Un vendedor leyó muy serio mi prescripción y pidió hacerme una prueba, por si acaso. Dicté las letras de la tabla, le señalé a qué dirección miraba la “E” ensanchada y me confirmó que tenía que llevar las gafas porque si no me iba a quedar ciega. Y mi madre, que no pillaba la brutalidad adulta: «¿Pero solo en el cole, no?». Desde entonces, jamás me dijo que estaba desagradable con gafas, pero siempre que las llevo (si me quito las lentillas) me insiste en que me tengo que operar lo antes posible. «Por la salud».

El señor me puso a elegir gafas y las encontré todas horribles. Yo llevaba unas finas, cuadradas, como de alambre azul con las patillas negras. Todas se parecían a mi montura aburrida. Había algunas peores; las gafas de pasta, buaj… Pero vi unas de ensueño. Las cogí, me las planté y le dije a mi madre que las quería.

Ella se quedó tiesa y el señor, un pijo de Los Remedios, se quedó más tieso todavía.

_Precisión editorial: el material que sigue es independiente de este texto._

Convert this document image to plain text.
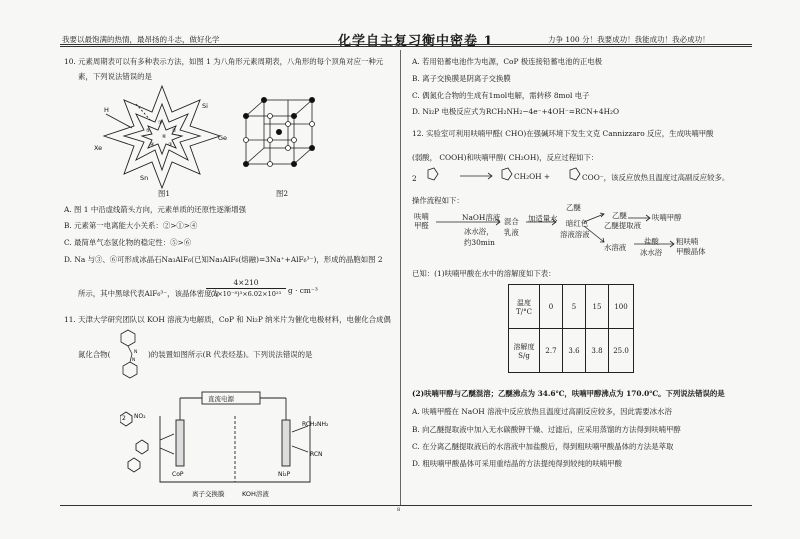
我要以最饱满的热情，最昂扬的斗志，做好化学	化学自主复习衡中密卷 1	力争 100 分！我要成功！我能成功！我必成功！
10. 元素周期表可以有多种表示方法，如图 1 为八角形元素周期表，八角形的每个顶角对应一种元
素，下列说法错误的是
Si
H
Xe
Ge
Sn
①
②
③
④
⑤
⑥
图1	图2
A. 图 1 中沿虚线箭头方向，元素单质的还原性逐渐增强
B. 元素第一电离能大小关系：②>①>④
C. 最简单气态氢化物的稳定性：⑤>⑥
D. Na 与③、⑥可形成冰晶石Na₃AlF₆(已知Na₃AlF₆(熔融)=3Na⁺+AlF₆³⁻)，形成的晶胞如图 2
所示，其中黑球代表AlF₆³⁻，该晶体密度为
$\frac{4\times 210}{\text{(a×10⁻⁸)³×6.02×10²³}}$ g · cm⁻³
11. 天津大学研究团队以 KOH 溶液为电解质，CoP 和 Ni₂P 纳米片为催化电极材料，电催化合成偶
氮化合物(	N
N
)的装置如图所示(R 代表烃基)。下列说法错误的是
直流电源
2 NO₂
CoP	Ni₂P
RCH₂NH₂
RCN
离子交换膜	KOH溶液
A. 若用铅蓄电池作为电源，CoP 极连接铅蓄电池的正电极
B. 离子交换膜是阴离子交换膜
C. 偶氮化合物的生成有1mol电解，需转移 8mol 电子
D. Ni₂P 电极反应式为RCH₂NH₂−4e⁻+4OH⁻=RCN+4H₂O
12. 实验室可利用呋喃甲醛( CHO)在强碱环境下发生文克 Cannizzaro 反应，生成呋喃甲酸
(弱酸， COOH)和呋喃甲醇( CH₂OH)，反应过程如下：
2	CH₂OH +	COO⁻，该反应放热且温度过高副反应较多。
操作流程如下：
呋喃甲醛
NaOH溶液
冰水浴，
约30min
混合
乳液
加适量水
暗红色
溶液溶液
乙醚
乙醚提取液
乙醚	呋喃甲醇
水溶液
盐酸
冰水浴
粗呋喃
甲酸晶体
已知：(1)呋喃甲酸在水中的溶解度如下表：
温度 T/°C	0	5	15	100
溶解度 S/g	2.7	3.6	3.8	25.0
(2)呋喃甲醇与乙醚混溶；乙醚沸点为 34.6℃，呋喃甲醇沸点为 170.0℃。下列说法错误的是
A. 呋喃甲醛在 NaOH 溶液中反应放热且温度过高副反应较多，因此需要冰水浴
B. 向乙醚提取液中加入无水碳酸钾干燥、过滤后，应采用蒸馏的方法得到呋喃甲醇
C. 在分离乙醚提取液后的水溶液中加盐酸后，得到粗呋喃甲酸晶体的方法是萃取
D. 粗呋喃甲酸晶体可采用重结晶的方法提纯得到较纯的呋喃甲酸
8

Las gafas eran rojas por fuera y rosas por dentro. Las patillas eran plateadas. La forma era como un ojo de gato, pero más alargado y exagerado. «A ver, pruébatelas». Mi madre siguió alucinada. Me preguntó si las quería de verdad. Le dije que por supuesto, eran fantásticas.

 

«Estás guapísima», concluyó. El señor no daba crédito. Mi madre pidió que las envolviera y él las metió en una funda roja, silencioso, ya sin poder sobre nosotras.

Eran extravagantes, ella lo sabía. En el colegio un tonto me llamó Batman (ahora lo pienso y me flipa). Con el tiempo descubrí que muchas chicas de mi clase vestían como vestían y eran como eran por la manera en la que sus madres les cribaban la ropa y les dejaban ser.

En la caja, antes de pagar, tuvo un segundo síntoma de su carácter impredecible. «Hazme el favor y mete también el limpiador de gafas ese». Mi madre.